March 2016

A Q&A with OCFP CPD Faculty Member Dr. Jose Silveira

Dr. Jose Silveira, is the Psychiatrist-in-Chief at St. Joseph's Health Centre in Toronto, Co-Chair of the OCFP's Collaborative Mentoring Networks (CMHN/MMAP) and an OCFP CPD Faculty member who teaches the Mainpro-C accredited Managing Uncertainty. Through this workshop, he helps family physicians approach mental health care with confidence, even when diagnosis isn't clear. 
Photo of Dr Jose Silveira

What can physicians expect to take away from the Managing Uncertainty: A Novel Approach to Undifferentiated Mental Disorders course?

JS: Firstly, that the long-term nature of family medicine is perfectly suited to the assessment and management of mental disorders.  Secondly, a clear approach to identifying risks related to the presenting mental disorder regardless of diagnostic clarity.  The identification of risk allows the clinician to relax in their ongoing management of patients.

Why is it important for physicians to learn more about this topic?

JS: Family physicians as a group provide more mental health and addictions care to more Canadians than any other profession or specialty.  They have the unique advantage of following patients from cradle to grave and seeing patients in the early stages of illness.  Anxiety in managing mental disorders often arises from the uncertainty in the presentation and concern that, "I might miss something serious."  It is important that physicians be given a clear approach to identifying risks so that they can confidently follow their patients knowing that they have ruled out risks and mitigating risks that are present.

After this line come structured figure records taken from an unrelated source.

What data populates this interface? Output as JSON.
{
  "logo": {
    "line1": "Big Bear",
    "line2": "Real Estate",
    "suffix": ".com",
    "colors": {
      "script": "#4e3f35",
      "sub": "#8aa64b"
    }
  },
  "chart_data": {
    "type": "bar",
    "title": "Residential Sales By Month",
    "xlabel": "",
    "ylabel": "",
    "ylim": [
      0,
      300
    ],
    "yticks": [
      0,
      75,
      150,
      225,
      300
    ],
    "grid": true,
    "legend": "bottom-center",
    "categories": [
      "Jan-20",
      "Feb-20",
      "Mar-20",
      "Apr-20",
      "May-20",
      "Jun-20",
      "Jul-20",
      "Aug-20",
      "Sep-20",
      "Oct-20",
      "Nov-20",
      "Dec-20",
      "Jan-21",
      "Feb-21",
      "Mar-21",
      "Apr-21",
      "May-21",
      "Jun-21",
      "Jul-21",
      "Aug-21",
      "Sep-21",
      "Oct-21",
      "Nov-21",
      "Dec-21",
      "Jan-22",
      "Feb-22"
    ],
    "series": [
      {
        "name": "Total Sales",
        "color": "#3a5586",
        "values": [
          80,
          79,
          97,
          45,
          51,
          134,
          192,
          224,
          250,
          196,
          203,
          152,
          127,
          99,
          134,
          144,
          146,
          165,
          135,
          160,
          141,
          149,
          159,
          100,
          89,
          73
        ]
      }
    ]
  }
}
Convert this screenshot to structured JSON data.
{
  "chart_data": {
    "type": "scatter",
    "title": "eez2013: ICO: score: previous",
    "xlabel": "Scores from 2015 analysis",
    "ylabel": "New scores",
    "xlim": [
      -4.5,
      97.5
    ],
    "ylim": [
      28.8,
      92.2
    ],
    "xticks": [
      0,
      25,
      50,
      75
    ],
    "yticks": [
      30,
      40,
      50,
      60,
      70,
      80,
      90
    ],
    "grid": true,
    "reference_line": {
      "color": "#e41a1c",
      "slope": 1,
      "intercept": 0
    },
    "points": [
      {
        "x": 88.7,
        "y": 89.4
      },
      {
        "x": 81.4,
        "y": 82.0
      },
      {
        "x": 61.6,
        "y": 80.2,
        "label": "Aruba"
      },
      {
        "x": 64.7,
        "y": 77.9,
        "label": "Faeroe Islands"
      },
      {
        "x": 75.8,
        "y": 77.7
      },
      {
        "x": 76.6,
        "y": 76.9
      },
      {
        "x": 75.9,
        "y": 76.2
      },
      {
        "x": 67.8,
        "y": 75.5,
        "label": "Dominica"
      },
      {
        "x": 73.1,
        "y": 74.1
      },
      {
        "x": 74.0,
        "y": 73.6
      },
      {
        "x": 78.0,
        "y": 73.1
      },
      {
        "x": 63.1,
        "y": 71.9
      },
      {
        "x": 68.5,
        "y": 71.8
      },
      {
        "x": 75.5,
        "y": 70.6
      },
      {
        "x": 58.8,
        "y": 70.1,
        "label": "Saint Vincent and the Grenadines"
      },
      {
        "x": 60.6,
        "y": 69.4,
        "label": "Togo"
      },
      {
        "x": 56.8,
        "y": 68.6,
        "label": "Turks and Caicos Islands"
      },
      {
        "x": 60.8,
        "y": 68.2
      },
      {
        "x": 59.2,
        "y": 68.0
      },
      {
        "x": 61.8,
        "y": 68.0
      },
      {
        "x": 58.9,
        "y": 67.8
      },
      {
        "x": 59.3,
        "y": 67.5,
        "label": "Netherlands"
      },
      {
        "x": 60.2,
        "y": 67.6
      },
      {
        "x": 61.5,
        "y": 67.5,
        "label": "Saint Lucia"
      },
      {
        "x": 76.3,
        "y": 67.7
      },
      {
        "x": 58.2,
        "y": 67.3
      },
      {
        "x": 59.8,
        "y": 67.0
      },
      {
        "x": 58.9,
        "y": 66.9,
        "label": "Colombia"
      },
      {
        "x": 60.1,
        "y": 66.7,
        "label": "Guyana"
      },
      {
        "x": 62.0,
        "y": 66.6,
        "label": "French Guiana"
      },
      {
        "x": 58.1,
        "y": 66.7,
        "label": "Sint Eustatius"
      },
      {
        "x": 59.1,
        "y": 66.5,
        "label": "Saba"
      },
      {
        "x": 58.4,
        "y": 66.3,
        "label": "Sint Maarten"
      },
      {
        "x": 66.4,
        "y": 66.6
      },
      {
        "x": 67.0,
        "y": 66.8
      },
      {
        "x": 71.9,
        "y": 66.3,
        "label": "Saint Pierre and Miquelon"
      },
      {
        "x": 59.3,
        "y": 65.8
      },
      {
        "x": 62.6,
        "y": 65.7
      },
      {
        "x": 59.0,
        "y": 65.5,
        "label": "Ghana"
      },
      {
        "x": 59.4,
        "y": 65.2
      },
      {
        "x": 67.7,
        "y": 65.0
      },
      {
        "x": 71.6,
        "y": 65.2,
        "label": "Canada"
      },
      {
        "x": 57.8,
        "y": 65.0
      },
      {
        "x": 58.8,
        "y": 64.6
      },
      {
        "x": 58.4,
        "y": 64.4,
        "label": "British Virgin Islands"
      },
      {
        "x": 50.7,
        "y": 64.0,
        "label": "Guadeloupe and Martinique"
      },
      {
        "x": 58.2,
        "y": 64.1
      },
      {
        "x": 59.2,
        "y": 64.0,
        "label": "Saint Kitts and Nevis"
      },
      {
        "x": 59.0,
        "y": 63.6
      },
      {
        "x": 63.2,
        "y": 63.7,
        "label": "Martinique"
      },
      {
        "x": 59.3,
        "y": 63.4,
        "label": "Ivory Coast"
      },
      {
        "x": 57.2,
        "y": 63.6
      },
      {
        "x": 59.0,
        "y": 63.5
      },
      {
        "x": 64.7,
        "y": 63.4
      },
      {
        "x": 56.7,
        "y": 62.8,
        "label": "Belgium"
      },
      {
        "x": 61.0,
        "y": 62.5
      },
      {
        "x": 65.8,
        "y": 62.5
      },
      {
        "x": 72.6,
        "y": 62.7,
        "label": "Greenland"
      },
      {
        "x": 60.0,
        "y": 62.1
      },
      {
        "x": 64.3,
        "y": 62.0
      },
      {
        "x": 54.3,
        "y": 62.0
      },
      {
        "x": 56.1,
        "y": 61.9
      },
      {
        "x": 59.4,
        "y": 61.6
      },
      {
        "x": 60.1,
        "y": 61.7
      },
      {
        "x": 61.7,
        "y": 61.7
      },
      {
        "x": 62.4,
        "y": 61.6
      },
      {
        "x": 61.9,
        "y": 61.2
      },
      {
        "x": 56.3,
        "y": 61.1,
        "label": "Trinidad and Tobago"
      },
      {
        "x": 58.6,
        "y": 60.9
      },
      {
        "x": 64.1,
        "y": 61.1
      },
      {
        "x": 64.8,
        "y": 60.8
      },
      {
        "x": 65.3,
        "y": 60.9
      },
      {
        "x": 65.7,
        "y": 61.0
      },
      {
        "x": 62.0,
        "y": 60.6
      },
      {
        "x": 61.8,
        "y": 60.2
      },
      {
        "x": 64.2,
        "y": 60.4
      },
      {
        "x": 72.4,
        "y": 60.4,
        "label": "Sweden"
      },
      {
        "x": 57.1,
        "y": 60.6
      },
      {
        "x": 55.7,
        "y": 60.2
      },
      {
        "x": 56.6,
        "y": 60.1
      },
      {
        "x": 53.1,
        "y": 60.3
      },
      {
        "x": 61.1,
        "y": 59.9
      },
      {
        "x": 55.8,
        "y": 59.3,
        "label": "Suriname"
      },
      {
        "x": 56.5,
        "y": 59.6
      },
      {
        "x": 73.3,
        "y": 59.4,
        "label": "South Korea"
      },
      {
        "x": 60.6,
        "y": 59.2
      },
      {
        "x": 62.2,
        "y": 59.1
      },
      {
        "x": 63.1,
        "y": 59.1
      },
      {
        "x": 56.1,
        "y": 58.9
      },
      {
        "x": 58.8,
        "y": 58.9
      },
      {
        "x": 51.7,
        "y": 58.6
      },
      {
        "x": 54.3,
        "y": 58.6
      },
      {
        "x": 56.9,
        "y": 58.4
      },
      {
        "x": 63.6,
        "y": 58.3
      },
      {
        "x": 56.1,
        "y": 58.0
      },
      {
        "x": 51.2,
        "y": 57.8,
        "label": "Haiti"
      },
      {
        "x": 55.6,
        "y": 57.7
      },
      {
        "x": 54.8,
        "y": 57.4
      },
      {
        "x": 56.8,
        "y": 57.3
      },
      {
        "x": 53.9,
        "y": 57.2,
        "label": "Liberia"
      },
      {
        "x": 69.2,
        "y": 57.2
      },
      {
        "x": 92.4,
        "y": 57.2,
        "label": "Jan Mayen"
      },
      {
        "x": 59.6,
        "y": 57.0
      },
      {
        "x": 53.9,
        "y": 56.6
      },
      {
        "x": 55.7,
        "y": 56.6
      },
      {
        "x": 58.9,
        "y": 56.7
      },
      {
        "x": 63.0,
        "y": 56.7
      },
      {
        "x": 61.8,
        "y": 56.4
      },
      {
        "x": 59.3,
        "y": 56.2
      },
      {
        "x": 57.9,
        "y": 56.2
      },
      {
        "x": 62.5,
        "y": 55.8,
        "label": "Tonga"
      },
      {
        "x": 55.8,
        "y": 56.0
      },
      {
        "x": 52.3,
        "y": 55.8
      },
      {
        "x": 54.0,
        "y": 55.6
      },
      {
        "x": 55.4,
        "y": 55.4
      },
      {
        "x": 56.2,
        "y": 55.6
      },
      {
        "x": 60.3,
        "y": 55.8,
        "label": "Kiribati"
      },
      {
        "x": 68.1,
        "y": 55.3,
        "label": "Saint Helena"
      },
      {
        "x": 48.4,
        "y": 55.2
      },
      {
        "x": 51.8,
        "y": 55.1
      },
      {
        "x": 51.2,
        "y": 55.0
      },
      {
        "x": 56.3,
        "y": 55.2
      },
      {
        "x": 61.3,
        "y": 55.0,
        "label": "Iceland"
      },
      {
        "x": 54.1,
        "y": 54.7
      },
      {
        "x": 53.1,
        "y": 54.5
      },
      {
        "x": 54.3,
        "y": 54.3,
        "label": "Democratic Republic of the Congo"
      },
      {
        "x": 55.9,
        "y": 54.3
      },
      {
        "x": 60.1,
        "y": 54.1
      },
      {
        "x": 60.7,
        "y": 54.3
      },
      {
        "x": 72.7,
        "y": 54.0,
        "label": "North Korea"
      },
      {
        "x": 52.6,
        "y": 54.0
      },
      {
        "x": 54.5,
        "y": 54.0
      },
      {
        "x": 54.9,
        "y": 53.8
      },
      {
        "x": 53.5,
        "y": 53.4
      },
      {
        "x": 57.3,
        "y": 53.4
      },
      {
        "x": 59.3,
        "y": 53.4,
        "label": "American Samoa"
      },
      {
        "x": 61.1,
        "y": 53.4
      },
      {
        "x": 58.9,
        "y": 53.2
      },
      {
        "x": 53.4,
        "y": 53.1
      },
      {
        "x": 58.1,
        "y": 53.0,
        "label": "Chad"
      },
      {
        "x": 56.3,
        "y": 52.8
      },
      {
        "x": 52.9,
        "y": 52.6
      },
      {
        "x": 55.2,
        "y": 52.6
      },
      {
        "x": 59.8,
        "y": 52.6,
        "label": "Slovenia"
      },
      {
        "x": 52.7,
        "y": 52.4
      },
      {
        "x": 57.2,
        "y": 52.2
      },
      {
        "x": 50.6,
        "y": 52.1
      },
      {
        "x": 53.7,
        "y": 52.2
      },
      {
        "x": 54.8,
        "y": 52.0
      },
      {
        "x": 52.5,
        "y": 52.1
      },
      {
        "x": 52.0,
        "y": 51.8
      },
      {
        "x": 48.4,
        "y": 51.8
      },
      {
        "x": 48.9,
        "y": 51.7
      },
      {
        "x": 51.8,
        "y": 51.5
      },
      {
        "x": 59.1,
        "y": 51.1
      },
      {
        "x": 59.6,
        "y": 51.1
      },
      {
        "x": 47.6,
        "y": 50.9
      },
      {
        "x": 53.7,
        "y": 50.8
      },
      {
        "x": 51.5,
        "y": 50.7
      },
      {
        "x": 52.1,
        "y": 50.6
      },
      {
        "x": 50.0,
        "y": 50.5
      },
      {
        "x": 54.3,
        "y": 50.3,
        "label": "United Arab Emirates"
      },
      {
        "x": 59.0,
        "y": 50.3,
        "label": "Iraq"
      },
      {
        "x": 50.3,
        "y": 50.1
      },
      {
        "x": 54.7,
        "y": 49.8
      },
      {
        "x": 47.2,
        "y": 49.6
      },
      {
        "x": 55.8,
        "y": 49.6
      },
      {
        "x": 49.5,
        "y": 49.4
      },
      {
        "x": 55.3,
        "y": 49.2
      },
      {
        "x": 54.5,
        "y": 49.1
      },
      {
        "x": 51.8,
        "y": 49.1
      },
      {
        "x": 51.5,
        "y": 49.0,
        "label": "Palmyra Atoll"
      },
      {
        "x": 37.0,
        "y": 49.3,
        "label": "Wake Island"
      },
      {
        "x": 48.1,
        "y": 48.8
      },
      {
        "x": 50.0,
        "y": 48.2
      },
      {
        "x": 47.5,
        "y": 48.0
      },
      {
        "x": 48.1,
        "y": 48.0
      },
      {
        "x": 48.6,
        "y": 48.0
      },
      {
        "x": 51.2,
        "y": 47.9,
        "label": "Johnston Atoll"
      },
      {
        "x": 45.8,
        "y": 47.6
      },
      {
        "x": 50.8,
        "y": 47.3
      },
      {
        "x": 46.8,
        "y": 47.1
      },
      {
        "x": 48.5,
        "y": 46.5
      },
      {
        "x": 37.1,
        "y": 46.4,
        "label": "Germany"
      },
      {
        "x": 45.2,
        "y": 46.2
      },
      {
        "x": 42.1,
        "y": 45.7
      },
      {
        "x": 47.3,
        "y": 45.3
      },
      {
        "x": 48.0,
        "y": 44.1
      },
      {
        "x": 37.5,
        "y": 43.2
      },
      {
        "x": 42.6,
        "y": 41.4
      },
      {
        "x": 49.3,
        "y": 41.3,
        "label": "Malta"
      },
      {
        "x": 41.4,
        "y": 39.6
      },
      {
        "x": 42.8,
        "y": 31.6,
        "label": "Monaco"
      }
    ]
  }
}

What do you think is the most useful practice-impacting insight from this course?

JS: That the challenge that most physicians experience in disentangling risks and diagnoses in patients presenting with mental disorders does not reflect on the physicians' knowledge and skill.  The challenge is inherent to the ambiguity of how patients present, the absence of objective measures and the abstract nature of the phenomena.

Tell us a bit about your professional history with this topic:

JS: As a psychiatrist working with family physicians for the past 18 years I have learned an enormous amount, especially by virtue of the questions that I have been asked.  Professionally, I have always struggled with the lack of prioritization in approaches to assessing mental disorders in conjunction with the absence of clear targets that are useful in primary care where most patients present and are managed.  I shared an approach for identifying risks related to presenting mental disorders that I found useful with a family physician peer one day, and I was surprised to hear that they found it useful. 

This approach is independent of diagnostic clarity and has three simple elements:

  1. Categories of risk to consider
  2. Areas of function that are commonly compromised in mental disorders
  3. Symptoms that one needs to worry about
Over the past eight years I have worked with Dr. Patricia Rockman, a family physician, to refine this approach based on the literature and through testing with practicing physicians.  Through combining medical decision making and the use of related literature, we have the current version of the approach, which is discussed in the Managing Uncertainty CPD course.


Dr. Jose Silveira is an Assistant Professor in the Department of Psychiatry at the University of Toronto; Psychiatrist-in-Chief at St. Joseph’s Health Centre in Toronto, as well as the Medical Director of Mental Health and Addiction Programs. He works closely with primary care physicians and co-chairs the OCFP's Collaborative Mentoring Networks (CMHN/MMAP).

In addition, Dr. Silveira has served as a psychiatrist providing shared care with numerous Community Health Centres and Family Health Teams throughout his career.

Dr. Silveira’s workshops and seminars are designed to be practical and assist family physicians with comprehensive primary care practices and manage undifferentiated mental disorders, including addictions.